On Air Con Eden, Read evokes memories of a bygone America and warps them into beautiful fever dreams. “I eat my dinner all alone / Roast chicken for one”, a woman half-sings over heavenly Mellotron chords on “Wishbones”, a macabre love story that conjures images of cherry pie and pastel-pink laminate. The lulling title track meanwhile beams us back to the heyday of shopping malls. Worrying about wasted time (“The quickest summer of my life just flew by”), Read retreats into visions of lush indoor gardens and ornate water features: “I'll be in my air-conditioned Eden / Where the seasons never change”.

As Read drifts deeper into these flights of fantasy, malaise creeps in. Like “Air Con Eden”, “Aquarena Springs” unearths a relic of classic Americana – a mid-20th century Texas water park – though this time it serves as a cruel reminder of the ravages of time.

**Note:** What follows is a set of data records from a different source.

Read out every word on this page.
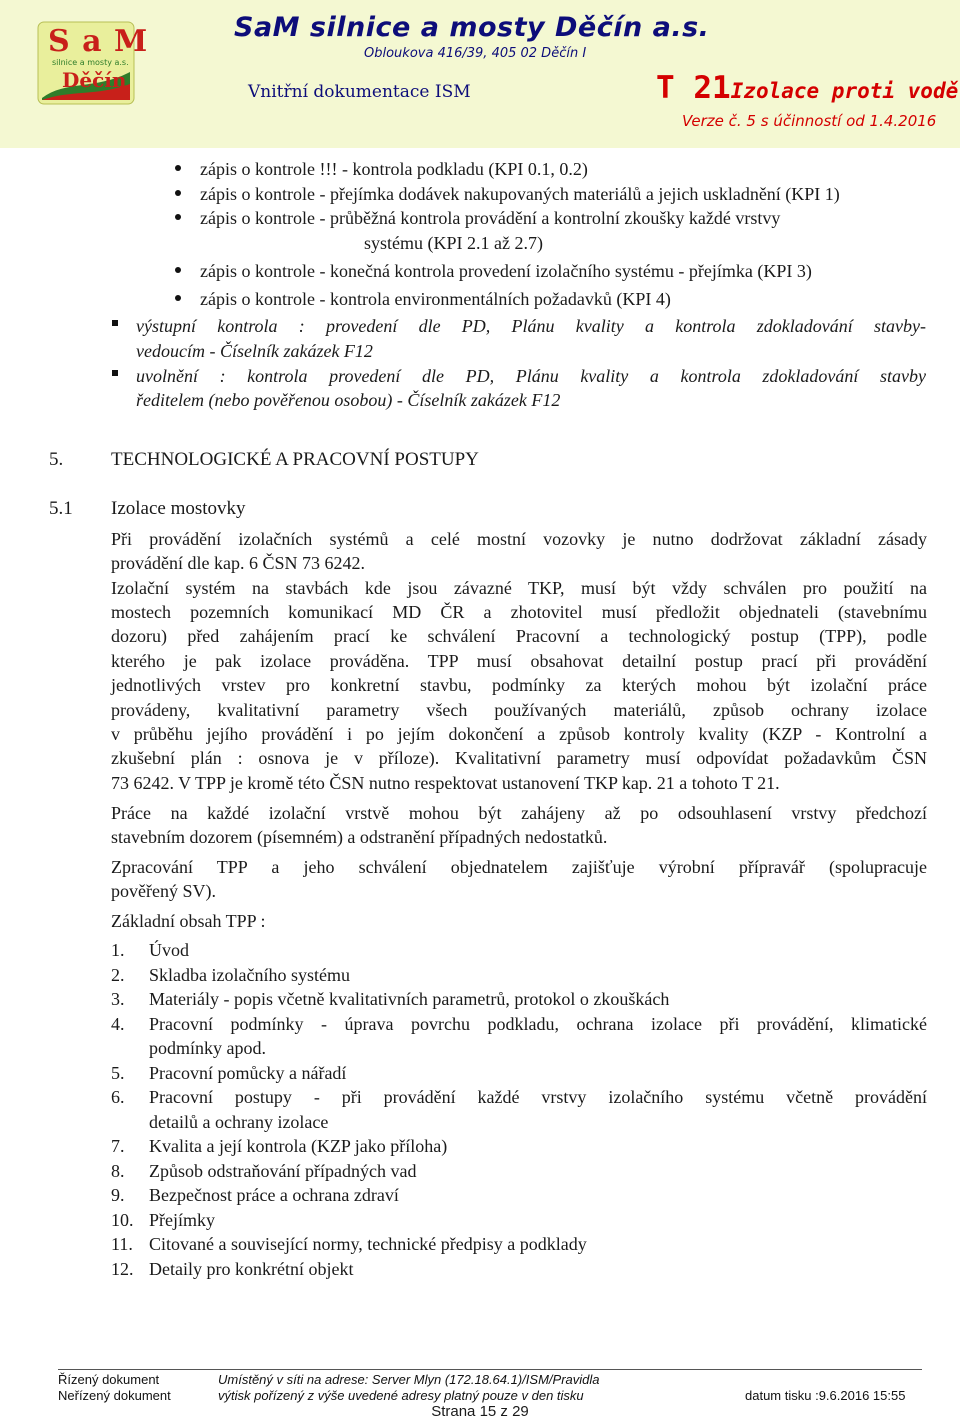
S a M
silnice a mosty a.s.
Děčín
SaM silnice a mosty Děčín a.s.
Obloukova 416/39, 405 02 Děčín I
Vnitřní dokumentace ISM	T 21Izolace proti vodě
Verze č. 5 s účinností od 1.4.2016
zápis o kontrole !!! - kontrola podkladu (KPI 0.1, 0.2)
zápis o kontrole - přejímka dodávek nakupovaných materiálů a jejich uskladnění (KPI 1)
zápis o kontrole - průběžná kontrola provádění a kontrolní zkoušky každé vrstvy
systému (KPI 2.1 až 2.7)
zápis o kontrole - konečná kontrola provedení izolačního systému - přejímka (KPI 3)
zápis o kontrole - kontrola environmentálních požadavků (KPI 4)
výstupní kontrola : provedení dle PD, Plánu kvality a kontrola zdokladování stavby-
vedoucím - Číselník zakázek F12
uvolnění : kontrola provedení dle PD, Plánu kvality a kontrola zdokladování stavby
ředitelem (nebo pověřenou osobou) - Číselník zakázek F12
5.	TECHNOLOGICKÉ A PRACOVNÍ POSTUPY
5.1 Izolace mostovky
Při provádění izolačních systémů a celé mostní vozovky je nutno dodržovat základní zásady
provádění dle kap. 6 ČSN 73 6242.
Izolační systém na stavbách kde jsou závazné TKP, musí být vždy schválen pro použití na
mostech pozemních komunikací MD ČR a zhotovitel musí předložit objednateli (stavebnímu
dozoru) před zahájením prací ke schválení Pracovní a technologický postup (TPP), podle
kterého je pak izolace prováděna. TPP musí obsahovat detailní postup prací při provádění
jednotlivých vrstev pro konkretní stavbu, podmínky za kterých mohou být izolační práce
provádeny, kvalitativní parametry všech používaných materiálů, způsob ochrany izolace
v průběhu jejího provádění i po jejím dokončení a způsob kontroly kvality (KZP - Kontrolní a
zkušební plán : osnova je v příloze). Kvalitativní parametry musí odpovídat požadavkům ČSN
73 6242. V TPP je kromě této ČSN nutno respektovat ustanovení TKP kap. 21 a tohoto T 21.
Práce na každé izolační vrstvě mohou být zahájeny až po odsouhlasení vrstvy předchozí
stavebním dozorem (písemném) a odstranění případných nedostatků.
Zpracování TPP a jeho schválení objednatelem zajišťuje výrobní přípravář (spolupracuje
pověřený SV).
Základní obsah TPP :
1. Úvod
2. Skladba izolačního systému
3. Materiály - popis včetně kvalitativních parametrů, protokol o zkouškách
4. Pracovní podmínky - úprava povrchu podkladu, ochrana izolace při provádění, klimatické
podmínky apod.
5. Pracovní pomůcky a nářadí
6. Pracovní postupy - při provádění každé vrstvy izolačního systému včetně provádění
detailů a ochrany izolace
7. Kvalita a její kontrola (KZP jako příloha)
8. Způsob odstraňování případných vad
9. Bezpečnost práce a ochrana zdraví
10. Přejímky
11. Citované a související normy, technické předpisy a podklady
12. Detaily pro konkrétní objekt
Řízený dokument
Neřízený dokument
Umístěný v síti na adrese: Server Mlyn (172.18.64.1)/ISM/Pravidla
výtisk pořízený z výše uvedené adresy platný pouze v den tisku	datum tisku :9.6.2016 15:55
Strana 15 z 29
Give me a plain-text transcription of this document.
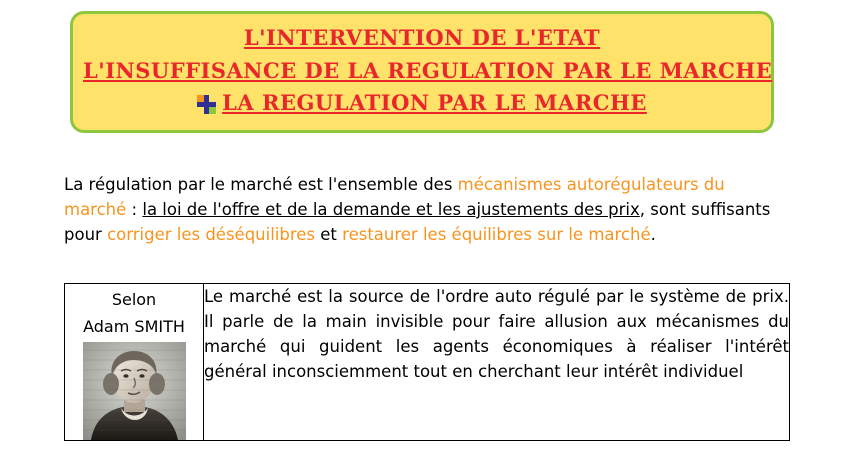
L'INTERVENTION DE L'ETAT
L'INSUFFISANCE DE LA REGULATION PAR LE MARCHE
LA REGULATION PAR LE MARCHE
La régulation par le marché est l'ensemble des mécanismes autorégulateurs du marché : la loi de l'offre et de la demande et les ajustements des prix, sont suffisants pour corriger les déséquilibres et restaurer les équilibres sur le marché.
Selon
Adam SMITH
	Le marché est la source de l'ordre auto régulé par le système de prix. Il parle de la main invisible pour faire allusion aux mécanismes du marché qui guident les agents économiques à réaliser l'intérêt général inconsciemment tout en cherchant leur intérêt individuel
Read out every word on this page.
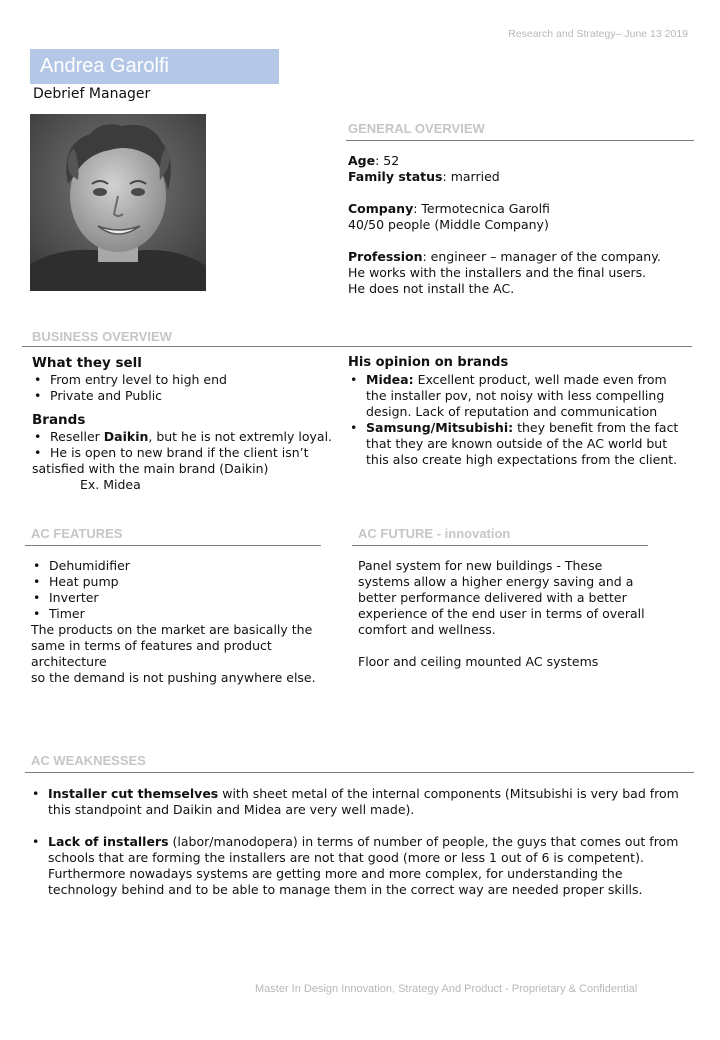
Research and Strategy– June 13 2019
Andrea Garolfi
Debrief Manager
GENERAL OVERVIEW

Age: 52

Family status: married

Company: Termotecnica Garolfi

40/50 people (Middle Company)

Profession: engineer – manager of the company.

He works with the installers and the final users.

He does not install the AC.

BUSINESS OVERVIEW
What they sell
• From entry level to high end
• Private and Public
Brands
• Reseller Daikin, but he is not extremly loyal.
• He is open to new brand if the client isn’t

satisfied with the main brand (Daikin)

Ex. Midea

His opinion on brands
• Midea: Excellent product, well made even from the installer pov, not noisy with less compelling design. Lack of reputation and communication
• Samsung/Mitsubishi: they benefit from the fact that they are known outside of the AC world but this also create high expectations from the client.
AC FEATURES
• Dehumidifier
• Heat pump
• Inverter
• Timer

The products on the market are basically the same in terms of features and product architecture

so the demand is not pushing anywhere else.

AC FUTURE - innovation

Panel system for new buildings - These systems allow a higher energy saving and a better performance delivered with a better experience of the end user in terms of overall comfort and wellness.

Floor and ceiling mounted AC systems

AC WEAKNESSES
• Installer cut themselves with sheet metal of the internal components (Mitsubishi is very bad from this standpoint and Daikin and Midea are very well made).
• Lack of installers (labor/manodopera) in terms of number of people, the guys that comes out from schools that are forming the installers are not that good (more or less 1 out of 6 is competent). Furthermore nowadays systems are getting more and more complex, for understanding the technology behind and to be able to manage them in the correct way are needed proper skills.
Master In Design Innovation, Strategy And Product - Proprietary & Confidential
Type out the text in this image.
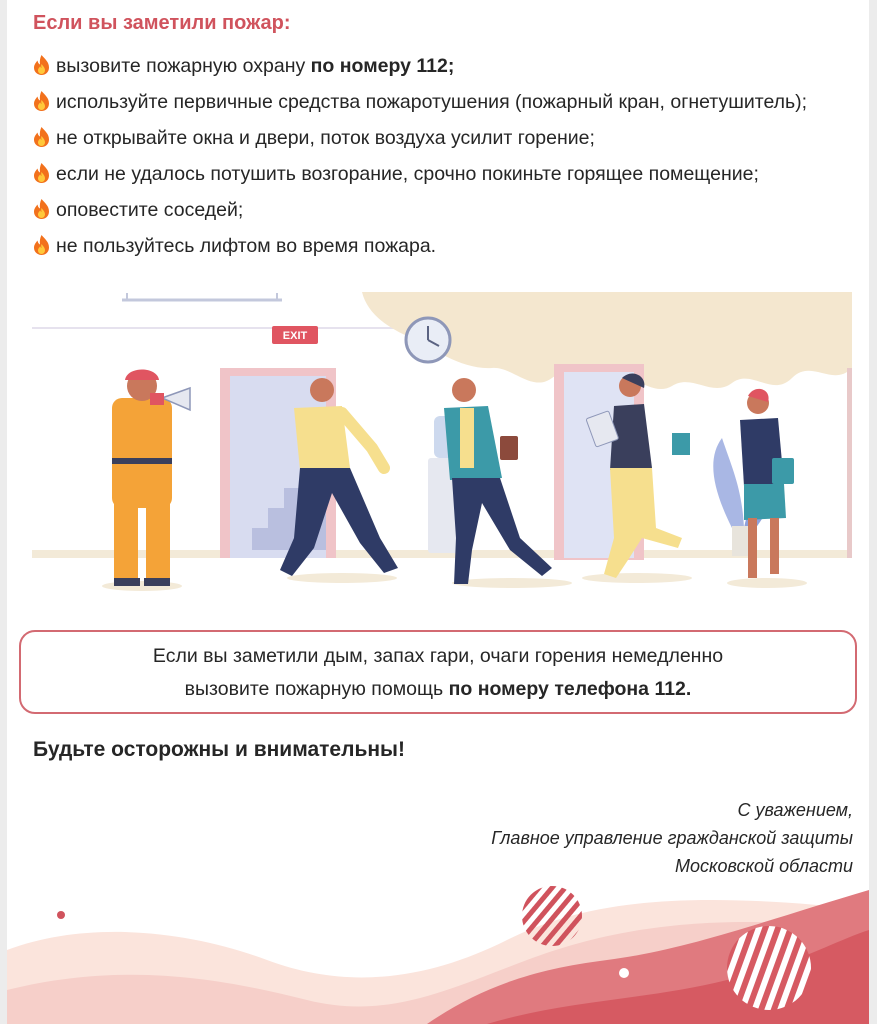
Если вы заметили пожар:
вызовите пожарную охрану по номеру 112;
используйте первичные средства пожаротушения (пожарный кран, огнетушитель);
не открывайте окна и двери, поток воздуха усилит горение;
если не удалось потушить возгорание, срочно покиньте горящее помещение;
оповестите соседей;
не пользуйтесь лифтом во время пожара.
EXIT
Если вы заметили дым, запах гари, очаги горения немедленно
вызовите пожарную помощь по номеру телефона 112.

Будьте осторожны и внимательны!

С уважением,
Главное управление гражданской защиты
Московской области
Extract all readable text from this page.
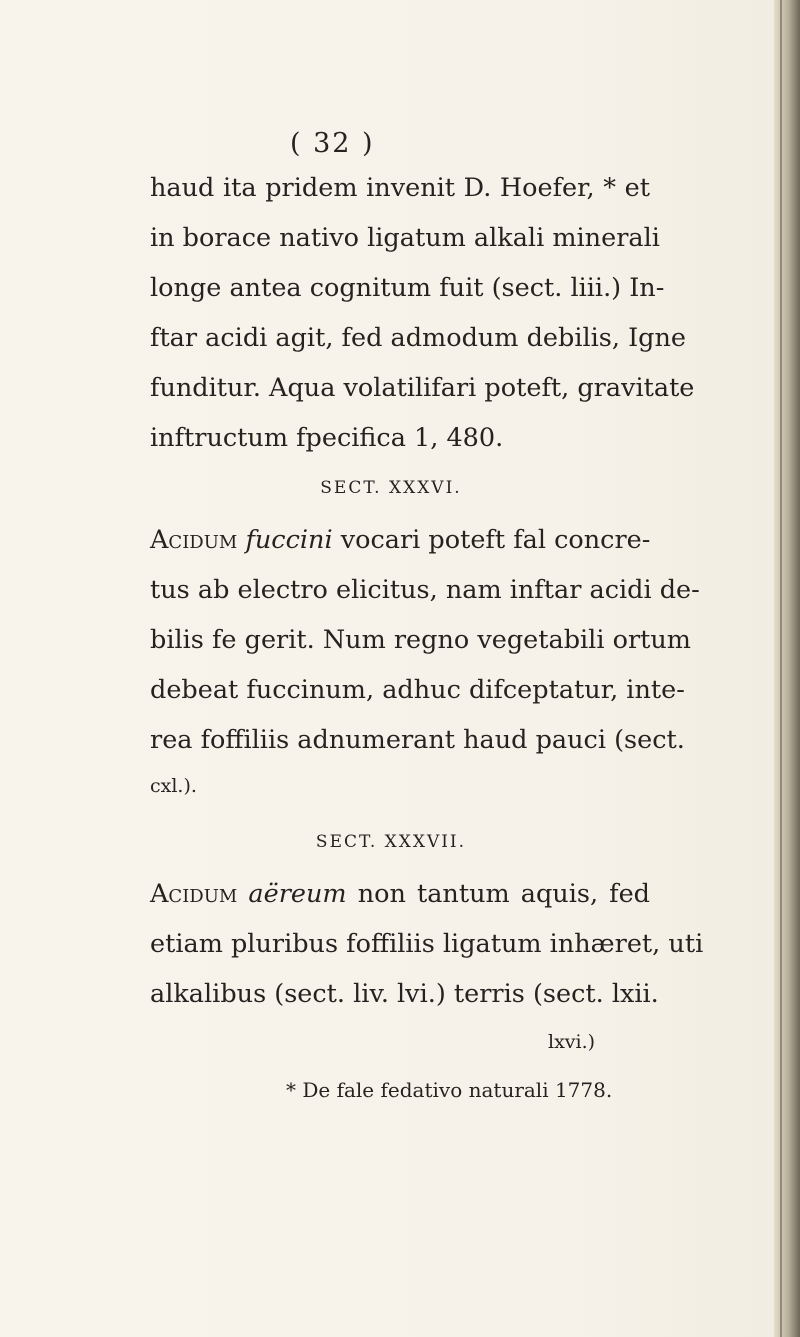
( 32 )
haud ita pridem invenit D. Hoefer, * et
in borace nativo ligatum alkali minerali
longe antea cognitum fuit (sect. liii.) In-
ftar acidi agit, fed admodum debilis, Igne
funditur. Aqua volatilifari poteft, gravitate
inftructum fpecifica 1, 480.
SECT. XXXVI.
Acidum fuccini vocari poteft fal concre-
tus ab electro elicitus, nam inftar acidi de-
bilis fe gerit. Num regno vegetabili ortum
debeat fuccinum, adhuc difceptatur, inte-
rea foffiliis adnumerant haud pauci (sect.
cxl.).
SECT. XXXVII.
Acidum aëreum non tantum aquis, fed
etiam pluribus foffiliis ligatum inhæret, uti
alkalibus (sect. liv. lvi.) terris (sect. lxii.
lxvi.)
* De fale fedativo naturali 1778.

The sound of a jacuzzi bubbles beneath a lethargic guitar as Read looks back at a relationship with melancholy. “Do you remember the flowing water… In Aquarena”, he sings, while archive recordings of local newscasts about the park make us long to return to a place we’ve never been to.

On “Somerton Beach”, Read recounts the real-life mystery of an unidentified man who washed up on an Australian beach in 1948. He contrasts the mundane and supernatural to chilling effect, describing a “stranger in a suit and tie” who follows him “straight from beyond and into my soul”. Finger snaps and dark, reverberating guitar tones underscore the obvious Twin Peaks connection.

Most of the songs on Air Con Eden are enveloped in this haze of hallucinatory imagery and soporific instrumentals. The wrenching “Water” is a shock to the system. Grounded, unironically sentimental, and unlike anything else on the album, it’s a gorgeous piano ballad about unbearable loneliness. “The glass is half empty,” Read sings lethargically over tense strings. “The glass is half full,” he amends, repeating the words as the familiar tone of his guitar re-emerges, slipping us back into his wistful, Lynchian dreamscapes.